Successful co-parenting requires child-centered decision making.
You must put your issues with your ex-spouse aside and do what is necessary to make good joint decisions on behalf of your child. Successful co-parents have their child at the center of their conversations. The child is their focus, This means that during the conversations you can’t you cannot have negative thoughts about your ex-spouse or be silently seething over the fact that his/her parenting style is so much different (and in your opinion worse) than your own.
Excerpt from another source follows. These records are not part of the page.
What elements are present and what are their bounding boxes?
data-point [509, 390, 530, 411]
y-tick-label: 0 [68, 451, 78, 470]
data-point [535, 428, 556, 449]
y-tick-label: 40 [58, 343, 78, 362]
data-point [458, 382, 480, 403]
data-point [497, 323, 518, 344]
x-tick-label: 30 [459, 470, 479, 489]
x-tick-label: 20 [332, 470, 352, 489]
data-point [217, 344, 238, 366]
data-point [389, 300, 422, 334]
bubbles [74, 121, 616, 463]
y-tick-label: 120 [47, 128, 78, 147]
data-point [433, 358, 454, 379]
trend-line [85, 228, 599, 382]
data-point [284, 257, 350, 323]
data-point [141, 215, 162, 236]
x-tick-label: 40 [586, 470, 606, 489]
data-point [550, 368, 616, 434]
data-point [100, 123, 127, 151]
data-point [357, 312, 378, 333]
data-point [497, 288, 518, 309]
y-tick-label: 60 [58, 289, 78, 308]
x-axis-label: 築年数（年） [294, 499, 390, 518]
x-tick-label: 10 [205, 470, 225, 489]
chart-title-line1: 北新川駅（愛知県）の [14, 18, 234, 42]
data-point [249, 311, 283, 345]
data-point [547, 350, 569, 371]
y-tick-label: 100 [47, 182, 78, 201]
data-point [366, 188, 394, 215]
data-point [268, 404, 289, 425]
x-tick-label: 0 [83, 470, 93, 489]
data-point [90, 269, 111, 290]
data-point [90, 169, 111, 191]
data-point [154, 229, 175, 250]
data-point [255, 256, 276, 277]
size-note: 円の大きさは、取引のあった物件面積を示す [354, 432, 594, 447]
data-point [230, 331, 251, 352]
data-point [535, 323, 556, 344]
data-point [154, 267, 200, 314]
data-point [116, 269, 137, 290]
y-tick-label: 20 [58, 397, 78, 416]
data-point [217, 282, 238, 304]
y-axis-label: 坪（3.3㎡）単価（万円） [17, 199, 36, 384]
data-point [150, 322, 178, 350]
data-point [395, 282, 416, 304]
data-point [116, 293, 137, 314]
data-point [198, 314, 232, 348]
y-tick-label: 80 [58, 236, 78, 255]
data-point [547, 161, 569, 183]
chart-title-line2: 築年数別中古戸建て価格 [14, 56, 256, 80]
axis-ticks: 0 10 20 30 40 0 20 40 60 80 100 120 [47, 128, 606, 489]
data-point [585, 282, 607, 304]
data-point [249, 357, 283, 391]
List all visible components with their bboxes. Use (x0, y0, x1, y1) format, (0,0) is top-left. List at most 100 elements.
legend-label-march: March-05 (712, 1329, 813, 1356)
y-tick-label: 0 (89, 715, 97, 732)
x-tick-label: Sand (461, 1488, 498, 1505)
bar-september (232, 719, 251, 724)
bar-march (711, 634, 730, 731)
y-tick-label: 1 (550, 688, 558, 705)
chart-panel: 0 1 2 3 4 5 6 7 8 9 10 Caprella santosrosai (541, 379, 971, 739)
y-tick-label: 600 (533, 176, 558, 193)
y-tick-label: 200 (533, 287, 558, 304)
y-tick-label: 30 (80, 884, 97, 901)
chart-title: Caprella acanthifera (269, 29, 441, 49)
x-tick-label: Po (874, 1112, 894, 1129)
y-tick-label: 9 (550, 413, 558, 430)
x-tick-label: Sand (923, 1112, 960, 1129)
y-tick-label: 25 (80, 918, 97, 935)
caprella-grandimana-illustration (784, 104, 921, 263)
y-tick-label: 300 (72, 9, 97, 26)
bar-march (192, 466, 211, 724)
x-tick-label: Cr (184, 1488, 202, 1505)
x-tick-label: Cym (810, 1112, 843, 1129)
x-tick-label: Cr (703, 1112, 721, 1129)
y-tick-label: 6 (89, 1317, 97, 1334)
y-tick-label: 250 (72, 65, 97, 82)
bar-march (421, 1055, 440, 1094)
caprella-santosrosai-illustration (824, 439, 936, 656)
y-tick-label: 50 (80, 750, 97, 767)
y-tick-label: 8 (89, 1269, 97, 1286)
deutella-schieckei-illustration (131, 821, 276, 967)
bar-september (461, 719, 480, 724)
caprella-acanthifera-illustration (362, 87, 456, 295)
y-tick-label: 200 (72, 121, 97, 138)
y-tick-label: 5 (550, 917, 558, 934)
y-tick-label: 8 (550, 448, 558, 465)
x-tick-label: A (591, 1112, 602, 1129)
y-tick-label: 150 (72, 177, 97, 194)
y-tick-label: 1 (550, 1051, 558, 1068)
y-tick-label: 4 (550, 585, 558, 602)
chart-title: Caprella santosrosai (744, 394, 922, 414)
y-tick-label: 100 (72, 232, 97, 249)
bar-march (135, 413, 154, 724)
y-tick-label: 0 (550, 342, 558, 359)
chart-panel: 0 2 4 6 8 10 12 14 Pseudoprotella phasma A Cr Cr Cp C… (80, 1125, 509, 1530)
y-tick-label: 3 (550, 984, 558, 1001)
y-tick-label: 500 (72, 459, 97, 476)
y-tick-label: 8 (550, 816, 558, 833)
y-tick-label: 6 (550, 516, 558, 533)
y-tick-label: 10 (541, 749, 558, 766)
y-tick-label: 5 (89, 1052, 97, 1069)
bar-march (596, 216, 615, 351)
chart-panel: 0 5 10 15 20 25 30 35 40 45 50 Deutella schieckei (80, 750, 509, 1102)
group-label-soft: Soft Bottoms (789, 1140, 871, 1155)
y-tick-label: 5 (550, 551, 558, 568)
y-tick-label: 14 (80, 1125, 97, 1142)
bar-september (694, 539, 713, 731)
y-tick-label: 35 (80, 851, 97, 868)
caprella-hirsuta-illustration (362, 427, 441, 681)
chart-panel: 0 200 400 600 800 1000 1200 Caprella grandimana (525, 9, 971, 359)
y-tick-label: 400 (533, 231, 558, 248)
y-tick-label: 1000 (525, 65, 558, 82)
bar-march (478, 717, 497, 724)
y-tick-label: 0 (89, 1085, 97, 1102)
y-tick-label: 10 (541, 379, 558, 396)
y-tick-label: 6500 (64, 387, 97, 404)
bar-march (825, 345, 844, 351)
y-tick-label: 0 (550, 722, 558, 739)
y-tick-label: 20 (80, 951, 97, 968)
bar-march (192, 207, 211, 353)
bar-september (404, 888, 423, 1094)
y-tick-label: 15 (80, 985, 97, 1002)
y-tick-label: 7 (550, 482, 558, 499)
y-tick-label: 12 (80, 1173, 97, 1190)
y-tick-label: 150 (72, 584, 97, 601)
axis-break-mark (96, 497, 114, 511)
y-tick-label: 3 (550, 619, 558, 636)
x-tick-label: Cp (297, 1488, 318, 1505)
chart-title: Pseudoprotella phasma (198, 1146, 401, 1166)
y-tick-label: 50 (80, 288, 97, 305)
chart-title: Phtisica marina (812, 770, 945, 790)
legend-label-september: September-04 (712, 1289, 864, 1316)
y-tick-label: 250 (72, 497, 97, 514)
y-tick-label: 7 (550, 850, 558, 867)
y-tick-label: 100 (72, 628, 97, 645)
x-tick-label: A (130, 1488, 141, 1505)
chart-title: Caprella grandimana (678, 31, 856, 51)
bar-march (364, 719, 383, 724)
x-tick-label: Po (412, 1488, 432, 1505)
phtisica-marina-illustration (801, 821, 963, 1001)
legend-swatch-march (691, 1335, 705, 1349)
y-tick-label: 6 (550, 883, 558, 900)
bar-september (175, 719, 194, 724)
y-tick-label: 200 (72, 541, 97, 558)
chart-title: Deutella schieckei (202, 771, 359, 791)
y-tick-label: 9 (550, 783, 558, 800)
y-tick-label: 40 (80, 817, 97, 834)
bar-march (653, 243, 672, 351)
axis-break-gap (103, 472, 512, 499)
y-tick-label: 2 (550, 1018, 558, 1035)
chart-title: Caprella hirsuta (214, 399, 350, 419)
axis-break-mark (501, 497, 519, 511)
Even though you are no longer living together, you must continue to work together as a team to make decisions with respect to the child.
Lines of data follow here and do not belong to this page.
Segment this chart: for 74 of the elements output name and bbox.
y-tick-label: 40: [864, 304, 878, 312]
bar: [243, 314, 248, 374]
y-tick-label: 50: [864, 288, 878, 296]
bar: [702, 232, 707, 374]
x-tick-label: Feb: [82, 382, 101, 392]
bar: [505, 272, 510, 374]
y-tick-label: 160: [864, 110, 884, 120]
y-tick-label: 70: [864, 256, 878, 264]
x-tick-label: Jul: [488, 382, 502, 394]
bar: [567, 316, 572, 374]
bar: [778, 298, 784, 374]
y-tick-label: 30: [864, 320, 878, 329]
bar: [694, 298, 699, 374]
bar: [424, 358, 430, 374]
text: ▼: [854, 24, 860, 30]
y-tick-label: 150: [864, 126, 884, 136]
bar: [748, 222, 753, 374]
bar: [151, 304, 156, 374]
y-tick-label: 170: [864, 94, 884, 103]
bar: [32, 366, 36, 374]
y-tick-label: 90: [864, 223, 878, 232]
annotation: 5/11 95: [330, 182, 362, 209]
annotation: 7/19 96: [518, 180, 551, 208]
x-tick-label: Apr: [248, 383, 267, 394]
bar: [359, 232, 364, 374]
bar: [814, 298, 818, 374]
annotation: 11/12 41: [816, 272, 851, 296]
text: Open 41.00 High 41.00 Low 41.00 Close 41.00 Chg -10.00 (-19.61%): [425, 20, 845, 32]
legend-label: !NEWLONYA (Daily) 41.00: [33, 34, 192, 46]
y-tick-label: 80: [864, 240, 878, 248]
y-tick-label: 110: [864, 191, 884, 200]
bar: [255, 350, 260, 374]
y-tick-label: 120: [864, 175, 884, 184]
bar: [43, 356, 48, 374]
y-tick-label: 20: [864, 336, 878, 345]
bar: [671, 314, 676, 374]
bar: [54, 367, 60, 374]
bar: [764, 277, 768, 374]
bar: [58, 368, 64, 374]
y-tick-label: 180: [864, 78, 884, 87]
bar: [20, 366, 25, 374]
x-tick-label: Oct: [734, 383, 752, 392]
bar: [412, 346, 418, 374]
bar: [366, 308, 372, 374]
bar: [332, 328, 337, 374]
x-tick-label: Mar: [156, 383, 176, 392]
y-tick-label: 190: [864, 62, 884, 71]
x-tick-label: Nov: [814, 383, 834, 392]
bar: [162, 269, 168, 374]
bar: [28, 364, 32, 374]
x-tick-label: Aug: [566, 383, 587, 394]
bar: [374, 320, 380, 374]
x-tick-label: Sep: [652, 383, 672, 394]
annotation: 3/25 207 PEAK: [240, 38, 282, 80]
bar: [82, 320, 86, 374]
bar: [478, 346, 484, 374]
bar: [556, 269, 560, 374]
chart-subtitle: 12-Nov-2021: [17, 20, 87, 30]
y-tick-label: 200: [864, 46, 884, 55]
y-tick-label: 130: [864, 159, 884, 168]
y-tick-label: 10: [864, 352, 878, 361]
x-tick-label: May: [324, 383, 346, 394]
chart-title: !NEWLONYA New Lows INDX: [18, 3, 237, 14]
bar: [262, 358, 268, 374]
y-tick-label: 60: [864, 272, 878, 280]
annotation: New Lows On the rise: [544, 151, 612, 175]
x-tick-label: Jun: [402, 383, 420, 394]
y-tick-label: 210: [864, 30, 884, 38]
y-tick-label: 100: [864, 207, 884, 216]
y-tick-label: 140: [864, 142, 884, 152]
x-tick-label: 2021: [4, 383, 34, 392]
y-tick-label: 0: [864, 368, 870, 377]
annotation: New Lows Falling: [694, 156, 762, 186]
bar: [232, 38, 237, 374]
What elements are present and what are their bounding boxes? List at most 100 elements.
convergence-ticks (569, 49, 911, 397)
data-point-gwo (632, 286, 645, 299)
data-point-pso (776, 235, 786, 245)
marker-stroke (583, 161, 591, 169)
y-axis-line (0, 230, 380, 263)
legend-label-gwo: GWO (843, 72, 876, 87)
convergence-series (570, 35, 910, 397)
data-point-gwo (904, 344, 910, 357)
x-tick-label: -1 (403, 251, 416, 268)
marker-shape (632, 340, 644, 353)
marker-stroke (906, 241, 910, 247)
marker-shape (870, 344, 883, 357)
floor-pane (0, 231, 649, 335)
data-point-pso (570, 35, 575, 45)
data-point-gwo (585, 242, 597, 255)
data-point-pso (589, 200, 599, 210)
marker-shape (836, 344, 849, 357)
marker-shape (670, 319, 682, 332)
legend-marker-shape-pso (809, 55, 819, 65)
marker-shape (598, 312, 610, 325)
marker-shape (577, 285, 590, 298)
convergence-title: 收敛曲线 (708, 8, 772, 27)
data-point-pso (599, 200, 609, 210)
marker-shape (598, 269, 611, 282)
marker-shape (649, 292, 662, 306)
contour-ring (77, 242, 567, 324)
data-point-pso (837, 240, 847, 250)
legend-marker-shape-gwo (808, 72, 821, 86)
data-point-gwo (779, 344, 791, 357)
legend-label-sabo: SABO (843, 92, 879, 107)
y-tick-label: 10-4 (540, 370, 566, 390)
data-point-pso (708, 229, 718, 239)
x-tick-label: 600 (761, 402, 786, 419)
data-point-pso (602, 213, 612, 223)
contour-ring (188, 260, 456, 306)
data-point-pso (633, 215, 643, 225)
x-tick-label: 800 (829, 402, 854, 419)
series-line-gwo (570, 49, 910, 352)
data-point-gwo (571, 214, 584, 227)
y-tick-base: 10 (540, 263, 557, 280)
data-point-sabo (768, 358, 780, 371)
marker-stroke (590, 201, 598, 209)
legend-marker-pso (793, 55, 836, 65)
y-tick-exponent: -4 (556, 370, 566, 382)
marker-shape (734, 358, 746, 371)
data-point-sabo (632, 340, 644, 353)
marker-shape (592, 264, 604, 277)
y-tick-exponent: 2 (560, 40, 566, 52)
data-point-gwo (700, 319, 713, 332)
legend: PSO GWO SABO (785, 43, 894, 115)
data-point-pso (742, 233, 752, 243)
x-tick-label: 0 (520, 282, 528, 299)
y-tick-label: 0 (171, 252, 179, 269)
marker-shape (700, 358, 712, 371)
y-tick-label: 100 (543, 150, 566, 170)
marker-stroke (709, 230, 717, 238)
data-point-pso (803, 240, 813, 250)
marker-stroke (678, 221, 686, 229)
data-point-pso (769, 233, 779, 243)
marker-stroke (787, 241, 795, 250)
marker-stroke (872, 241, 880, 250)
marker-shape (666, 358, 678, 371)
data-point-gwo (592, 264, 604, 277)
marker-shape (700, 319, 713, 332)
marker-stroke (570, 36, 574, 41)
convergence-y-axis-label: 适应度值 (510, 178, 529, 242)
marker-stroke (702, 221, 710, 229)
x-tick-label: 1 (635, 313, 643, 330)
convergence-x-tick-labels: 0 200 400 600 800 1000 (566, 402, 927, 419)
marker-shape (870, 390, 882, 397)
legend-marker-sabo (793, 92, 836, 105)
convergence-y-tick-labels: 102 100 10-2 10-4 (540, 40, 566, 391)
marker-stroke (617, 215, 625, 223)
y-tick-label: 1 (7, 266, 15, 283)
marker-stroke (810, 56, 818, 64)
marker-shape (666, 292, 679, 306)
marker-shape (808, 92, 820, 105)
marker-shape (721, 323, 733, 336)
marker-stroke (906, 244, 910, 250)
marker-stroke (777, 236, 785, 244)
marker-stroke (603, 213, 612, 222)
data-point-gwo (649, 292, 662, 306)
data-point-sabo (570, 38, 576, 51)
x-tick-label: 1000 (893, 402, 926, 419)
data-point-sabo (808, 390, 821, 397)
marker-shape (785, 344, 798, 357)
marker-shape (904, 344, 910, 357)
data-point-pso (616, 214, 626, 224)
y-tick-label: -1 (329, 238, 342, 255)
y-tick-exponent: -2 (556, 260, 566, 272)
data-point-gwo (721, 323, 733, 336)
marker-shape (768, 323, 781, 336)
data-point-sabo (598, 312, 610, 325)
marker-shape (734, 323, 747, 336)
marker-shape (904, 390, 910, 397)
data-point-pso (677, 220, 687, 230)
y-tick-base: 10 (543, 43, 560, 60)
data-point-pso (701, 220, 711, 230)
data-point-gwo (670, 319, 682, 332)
Reasons Why Co-Parenting May Be Unsuccessful
- Undermining the other parent -. A parent can undermine the other parent by making statements such as “I am sorry mommy/daddy did this to you, it must be very upsetting.” or “I am sorry mommy/daddy yelled at you, I am sure that was really upsetting, I would never do that to you”. “I am sorry mommy/daddy doesn’t spend more time with you, I know that must be hurtful, but I am always here for you.” When a parent undermines the authority of the other parent, it can make co-parenting difficult. . If a child witnesses one parent being disrespectful to the other parent, the child may believe it is ok for him or her to be disrespectful to the other parent as well, which further undermines that parent’s authority over the child.
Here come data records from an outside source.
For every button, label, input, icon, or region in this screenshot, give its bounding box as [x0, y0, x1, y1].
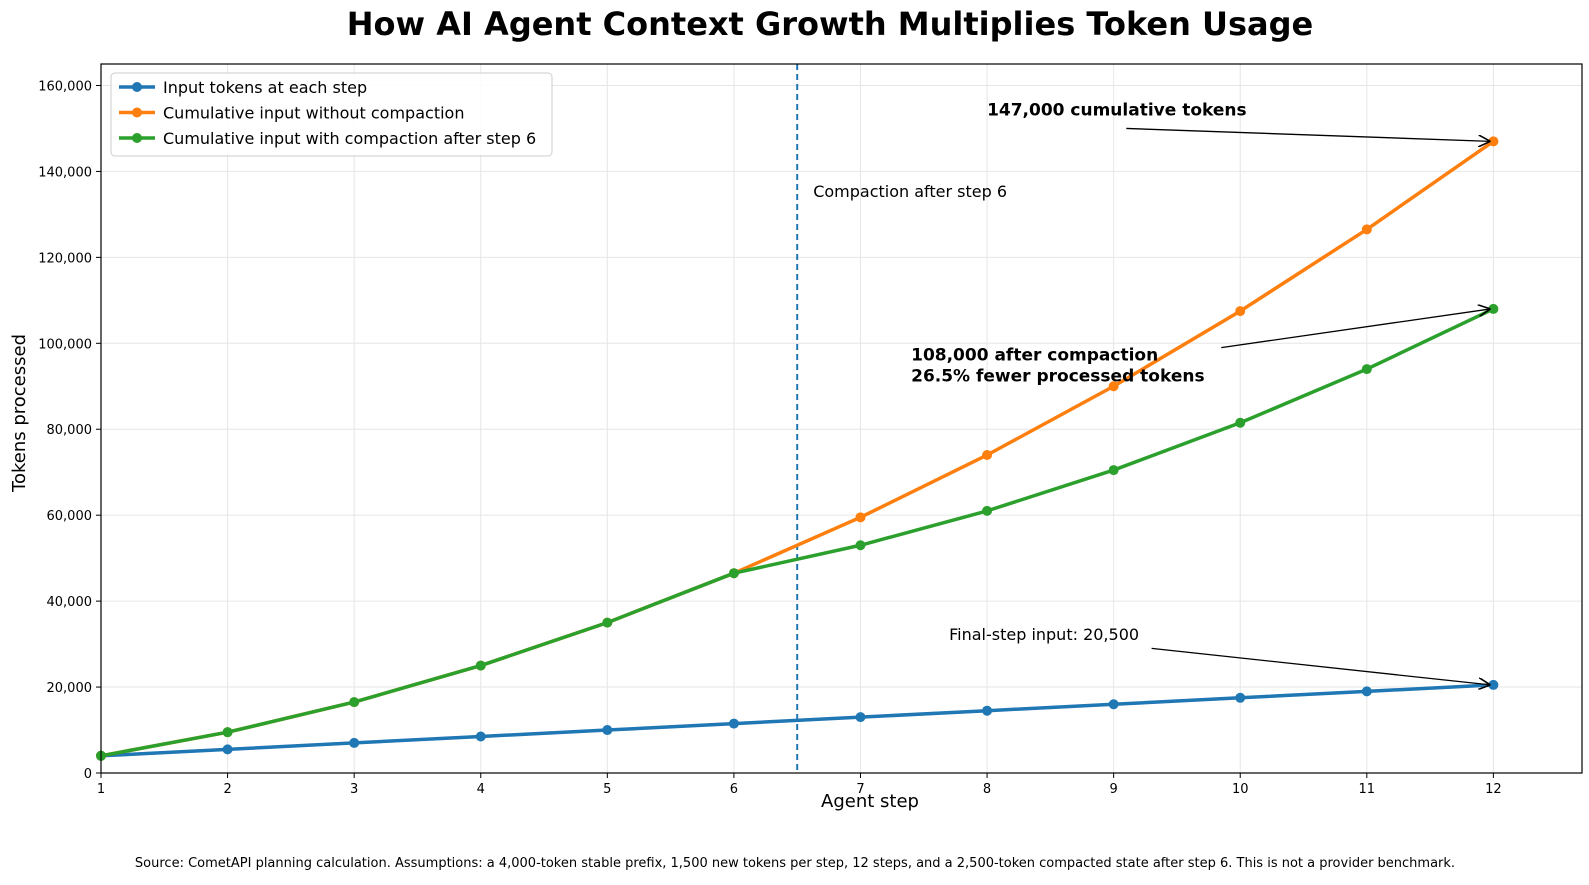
series-2-point [1235, 306, 1246, 317]
series-3-point [602, 617, 613, 628]
legend-label: Input tokens at each step [163, 78, 367, 97]
series-3-point [475, 660, 486, 671]
x-tick-label: 4 [477, 782, 485, 797]
legend-swatch-marker [132, 82, 142, 92]
legend-swatch-marker [132, 133, 142, 143]
y-axis-label: Tokens processed [9, 334, 30, 493]
series-3-point [982, 505, 993, 516]
series-3-point [1361, 364, 1372, 375]
x-tick-label: 5 [603, 782, 611, 797]
y-tick-label: 80,000 [47, 423, 93, 438]
series-1-point [728, 718, 739, 729]
annotation-cumulative-text: 147,000 cumulative tokens [987, 101, 1247, 121]
series-1-point [602, 725, 613, 736]
annotation-compaction-text: 26.5% fewer processed tokens [911, 366, 1204, 386]
annotation-cumulative-arrow [1126, 127, 1490, 141]
annotation-compaction-text: 108,000 after compaction [911, 345, 1158, 365]
annotations: 147,000 cumulative tokens 108,000 after c… [911, 101, 1490, 685]
series-2-point [855, 512, 866, 523]
x-tick-label: 10 [1232, 782, 1249, 797]
series-1-point [475, 731, 486, 742]
compaction-label: Compaction after step 6 [813, 182, 1007, 201]
x-tick-label: 8 [983, 782, 991, 797]
series-1-point [1361, 686, 1372, 697]
y-tick-label: 100,000 [38, 337, 92, 352]
y-tick-label: 140,000 [38, 165, 92, 180]
series-3-point [728, 568, 739, 579]
x-tick-label: 1 [97, 782, 105, 797]
series-layer: Compaction after step 6 [96, 64, 1499, 773]
source-footnote: Source: CometAPI planning calculation. A… [135, 856, 1455, 871]
series-3-point [222, 727, 233, 738]
series-2-point [1488, 136, 1499, 147]
series-line-1 [100, 683, 1494, 758]
series-1-point [349, 737, 360, 748]
series-3-point [1235, 417, 1246, 428]
y-tick-label: 40,000 [47, 595, 93, 610]
series-1-point [982, 705, 993, 716]
series-1-point [222, 744, 233, 755]
y-tick-label: 60,000 [47, 509, 93, 524]
legend: Input tokens at each step Cumulative inpu… [110, 72, 553, 157]
series-3-point [349, 697, 360, 708]
series-line-3 [100, 307, 1495, 758]
series-1-point [855, 712, 866, 723]
series-1-point [1108, 699, 1119, 710]
annotation-final-step-text: Final-step input: 20,500 [949, 625, 1139, 644]
y-tick-label: 20,000 [47, 681, 93, 696]
legend-box [110, 72, 553, 157]
series-2-point [1108, 381, 1119, 392]
x-tick-label: 6 [730, 782, 738, 797]
legend-label: Cumulative input without compaction [163, 104, 464, 123]
y-tick-label: 0 [84, 767, 92, 782]
axes: 1 2 3 4 5 6 7 8 9 10 11 12020,00040,00060,00080,000… [38, 63, 1583, 797]
series-2-point [982, 450, 993, 461]
x-tick-label: 2 [223, 782, 231, 797]
y-tick-label: 160,000 [38, 79, 92, 94]
series-3-point [855, 540, 866, 551]
x-tick-label: 7 [856, 782, 864, 797]
series-1-point [1235, 692, 1246, 703]
x-tick-label: 11 [1359, 782, 1376, 797]
plot-frame [100, 63, 1583, 774]
x-tick-label: 9 [1110, 782, 1118, 797]
chart-title: How AI Agent Context Growth Multiplies T… [347, 5, 1313, 43]
legend-swatch-marker [132, 107, 142, 118]
annotation-final-step-arrow [1151, 647, 1491, 685]
y-tick-label: 120,000 [38, 251, 92, 266]
x-axis-label: Agent step [821, 791, 919, 812]
series-3-point [1108, 465, 1119, 476]
x-tick-label: 3 [350, 782, 358, 797]
x-tick-label: 12 [1485, 782, 1502, 797]
annotation-compaction-arrow [1221, 309, 1490, 349]
legend-label: Cumulative input with compaction after s… [163, 129, 536, 148]
series-2-point [1361, 224, 1372, 235]
grid [100, 64, 1582, 774]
- Poor Communication— If you are busy making personal jabs, making accusations, or bringing up the past, it will be difficult if not impossible to have reasonable meaningful conversations and make joint decisions about your child.
- Using the Child as a Pawn— When a parent is more concerned about using the child as a pawn in an attempt to hurt and inflict emotional pain on the other parent, it can be difficult if not impossible to co-parent.
Successful Co-Parenting Tips
Here are three tips for positive coparenting.
- Set hurt, anger, frustration, and other negative feelings about your ex-spouse aside– You need to find a healthy way to deal with and resolve those feelings, but it should never involve your child. Remember, your issues with your ex-spouse are your issues not your child’s. Speaking negatively about your ex-spouse to your child or within hearing of your child can be emotionally detrimental to them because a child often views himself/herself as a combination of their parents. When you speak negatively about your ex-spouse to them or in front of them, they may view you as also speaking negatively about them.
- Keep the conversations positive and focused on the child- Keep conversations businesslike, professional and positive—no personal jabs, accusations or bringing up the past. Make requests, not demands. Make sure you listen as well as talk. You both should be able to express opinions without feeling you will be verbally attacked. Most importantly, be flexible.
- Co-parent as a team– you do not have to like one another to be able to successfully coparent as a team—you just need to love your child more than you dislike your ex-spouse. It is ok for parents to have different parenting styles and for children to understand that their parents may have different views on things and to learn to be flexible. However, children also need to know they are living under the same basic set of expectations whether they are at mom’s house or dad’s house. A consistent set of rules will avoid confusion for your child. Children learn quickly how to play one parent against the other if rules in the homes vary greatly. This can end up causing even more animosity between parents. Your child is not part of the coparenting team. Do not involve them in your coparenting decisions. Do not discuss parenting issues with them, and don’t ask their opinion about how certain issues might be handled. It is important for the child to see their parents as a united team.
Raising children is never easy.
All good parents want to help their children succeed in life. Following these co-parenting tips will go a long way in assuring that you and your ex raise happy, healthy children.